Pour déclencher une guerre, les réactionnaires américains doivent d’abord s’attaquer au peuple américain. Ils le font déjà : ils oppriment politiquement et économiquement les ouvriers et les milieux démocratiques des États-Unis et se préparent à instaurer le fascisme dans leur pays. Le peuple des États-Unis doit se lever pour résister aux attaques des réactionnaires américains. Je suis persuadé qu’il le fera.
Une zone très vaste englobant de nombreux pays capitalistes, coloniaux et semi-coloniaux en Europe, en Asie et en Afrique sépare les États-Unis de l’Union soviétique. Avant que les réactionnaires américains n’aient assujetti ces pays, une attaque contre l’Union soviétique est hors de question. Dans le Pacifique, les Etats-Unis contrôlent maintenant des régions plus étendues que l’ensemble de toutes les anciennes sphères d’influence qu’y possédait la Grande-Bretagne ; ils contrôlent le Japon, la partie de la Chine soumise à la domination du Kuomintang, la moitié de la Corée et le Pacifique Sud. Ils contrôlent depuis longtemps l’Amérique centrale et l’Amérique du Sud. Ils cherchent en outre à contrôler tout l’Empire britannique et l’Europe occidentale. Sous divers prétextes, les Etats-Unis prennent des dispositions militaires de grande envergure et établissent des bases militaires dans de nombreux pays. Les réactionnaires américains disent que les bases militaires qu’ils ont établies et celles qu’ils se préparent à établir partout dans le monde sont toutes dirigées contre l’Union soviétique. Certes, elles visent l’Union soviétique. Mais pour le moment, ce n’est pas l’Union soviétique mais bien les pays où ces bases militaires se trouvent établies qui ont à souffrir les premiers de l’agression des États-Unis. Je crois que ces pays ne tarderont pas à comprendre qui, de l’Union soviétique ou des Etats-Unis, les opprime vraiment. Le jour viendra où les réactionnaires américains s’apercevront qu’ils ont contre eux les peuples du monde entier.

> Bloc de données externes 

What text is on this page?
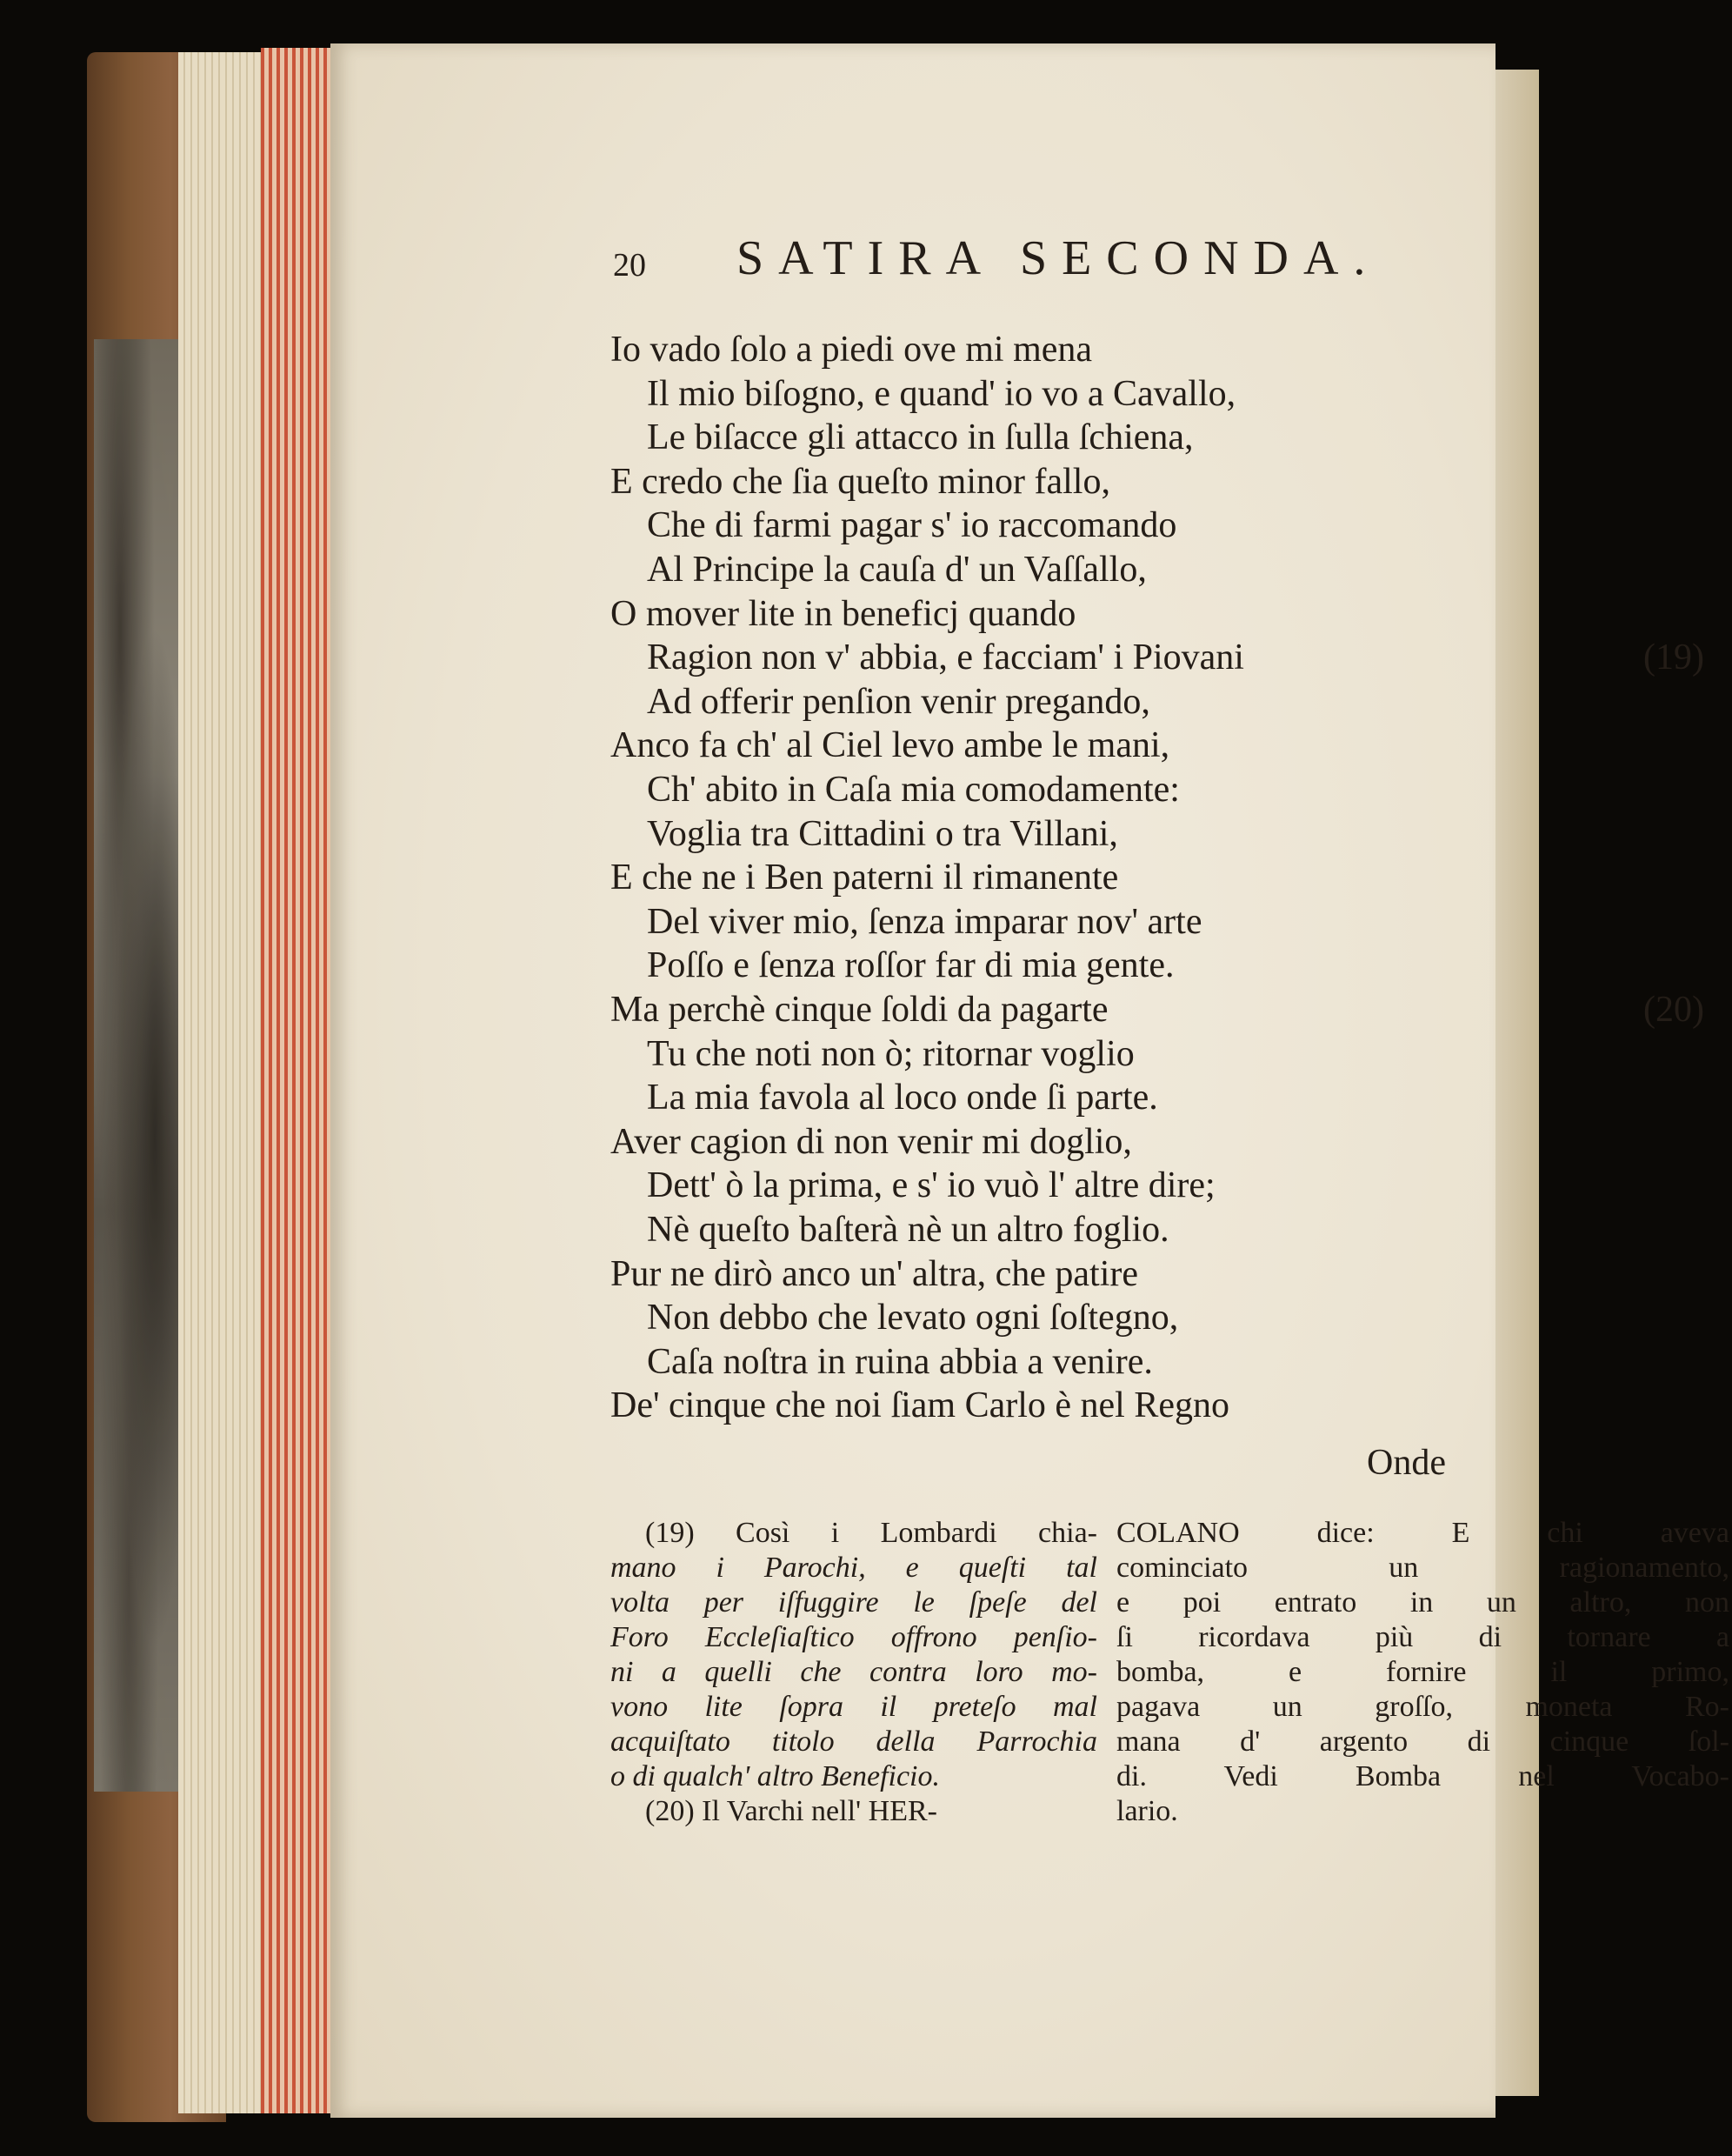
20 SATIRA SECONDA.
Io vado ſolo a piedi ove mi mena
Il mio biſogno, e quand' io vo a Cavallo,
Le biſacce gli attacco in ſulla ſchiena,
E credo che ſia queſto minor fallo,
Che di farmi pagar s' io raccomando
Al Principe la cauſa d' un Vaſſallo,
O mover lite in beneficj quando
Ragion non v' abbia, e facciam' i Piovani	(19)
Ad offerir penſion venir pregando,
Anco fa ch' al Ciel levo ambe le mani,
Ch' abito in Caſa mia comodamente:
Voglia tra Cittadini o tra Villani,
E che ne i Ben paterni il rimanente
Del viver mio, ſenza imparar nov' arte
Poſſo e ſenza roſſor far di mia gente.
Ma perchè cinque ſoldi da pagarte	(20)
Tu che noti non ò; ritornar voglio
La mia favola al loco onde ſi parte.
Aver cagion di non venir mi doglio,
Dett' ò la prima, e s' io vuò l' altre dire;
Nè queſto baſterà nè un altro foglio.
Pur ne dirò anco un' altra, che patire
Non debbo che levato ogni ſoſtegno,
Caſa noſtra in ruina abbia a venire.
De' cinque che noi ſiam Carlo è nel Regno
Onde
(19) Così i Lombardi chia-
mano i Parochi, e queſti tal
volta per iſfuggire le ſpeſe del
Foro Eccleſiaſtico offrono penſio-
ni a quelli che contra loro mo-
vono lite ſopra il preteſo mal
acquiſtato titolo della Parrochia
o di qualch' altro Beneficio.
(20) Il Varchi nell' HER-
COLANO dice: E chi aveva
cominciato un ragionamento,
e poi entrato in un altro, non
ſi ricordava più di tornare a
bomba, e fornire il primo,
pagava un groſſo, moneta Ro-
mana d' argento di cinque ſol-
di. Vedi Bomba nel Vocabo-
lario.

Bien entendu, je ne veux pas dire que les réactionnaires américains n’aient pas l’intention d’attaquer l’Union soviétique. L’Union soviétique est le défenseur de la paix mondiale, elle est un puissant facteur qui fait obstacle à la conquête de l’hégémonie mondiale par les réactionnaires américains. Du fait de l’existence de l’Union soviétique, il est absolument impossible aux réactionnaires des Etats-Unis et du monde entier de réaliser leurs ambitions. C’est pourquoi les réactionnaires américains vouent une haine implacable à l’Union soviétique et rêvent effectivement de détruire cet Etat socialiste. Mais les réactionnaires américains font aujourd’hui, peu après la fin de la Seconde guerre mondiale, un tel tapage à propos d’une guerre américano-soviétique — au point d’empoisonner l’atmosphère internationale — que nous sommes obligés d’examiner de plus près leurs véritables intentions. Il apparaît alors que, sous le couvert de slogans antisoviétiques, ils se livrent à des attaques frénétiques contre les ouvriers et les milieux démocratiques de leur pays et transforment en dépendances américaines tous les pays visés par l’expansion des Etats-Unis. A mon avis, le peuple américain et les peuples de tous les pays menacés par l’agression américaine doivent s’unir et lutter contre les attaques des réactionnaires américains et de leurs laquais dans ces pays. Seule la victoire remportée dans cette lutte permettra d’éviter une troisième guerre mondiale ; sinon celle-ci est inévitable.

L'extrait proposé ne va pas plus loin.